エオノラは頭痛を覚えて目覚めるとゆっくりと身体を起こした。
「クリス様……」
額を押さえながら顔を上げる。しかし、目前に広がっているのはどこまでも無機質な白い世界だった。
ここはどこだろう。これが世に言う死後の世界なのだろうか。
立ち上がって適当に歩いてみるが、一向に果てにいきつかない。
「私は死んでしまったの? それなら無事に呪いは解けたのかしら?」
死ぬ覚悟はできていたが、最後に呪いが解けたかどうか見届けられなかったのは心残りだ。頭を垂らしていると後ろから温かな風が吹いてきた。
振り返れば目の前には一匹の巨大な白い狼がエオノラを見下ろしている。
エオノラの身長よりも倍はある巨体で、口を開ければ丸呑みされそうだった。
しかし、不思議と恐怖を感じることはなく、心はどこまでも平静としていられる。じっと見つめていると狼が琥珀色の瞳を閉じて頭を下げてきた。

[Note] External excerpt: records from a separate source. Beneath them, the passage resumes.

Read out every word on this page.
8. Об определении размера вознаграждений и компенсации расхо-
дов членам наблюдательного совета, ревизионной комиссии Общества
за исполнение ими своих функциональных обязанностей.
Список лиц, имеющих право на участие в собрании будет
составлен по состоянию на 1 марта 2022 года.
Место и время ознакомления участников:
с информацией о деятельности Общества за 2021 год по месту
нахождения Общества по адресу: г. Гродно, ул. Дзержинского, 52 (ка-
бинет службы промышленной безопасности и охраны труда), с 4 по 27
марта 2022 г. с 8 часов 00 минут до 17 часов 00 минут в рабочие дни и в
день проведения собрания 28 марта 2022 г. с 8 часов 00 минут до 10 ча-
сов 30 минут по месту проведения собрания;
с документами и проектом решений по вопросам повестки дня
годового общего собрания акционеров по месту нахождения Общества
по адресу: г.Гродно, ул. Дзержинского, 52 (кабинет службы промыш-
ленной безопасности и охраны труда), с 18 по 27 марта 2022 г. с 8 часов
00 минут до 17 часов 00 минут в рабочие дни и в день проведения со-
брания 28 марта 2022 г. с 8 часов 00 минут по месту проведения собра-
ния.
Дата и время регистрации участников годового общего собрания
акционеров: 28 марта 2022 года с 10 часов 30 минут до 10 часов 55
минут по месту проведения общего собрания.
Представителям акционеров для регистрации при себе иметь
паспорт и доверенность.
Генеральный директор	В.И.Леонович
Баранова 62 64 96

「数百年にも及んだ呪いを解いてくれてありがとう。其方のお陰で漸くかの土地から最後の罪源を浄化することができた」
「あなたはもしかして、狼神様ですか? ええっと、最後の罪源とはどういうことですか? 私が知っている話では、罪源はすべて浄化されたはずです」
狼神は土地の浄化を終えて力をなくし、天寿を全うしたはずだ。罪源が残っていたなんて聞いたことがない。
問いかければ、狼神は悠久の時の中でずっとこの瞬間を待ち焦がれていたように目を細める。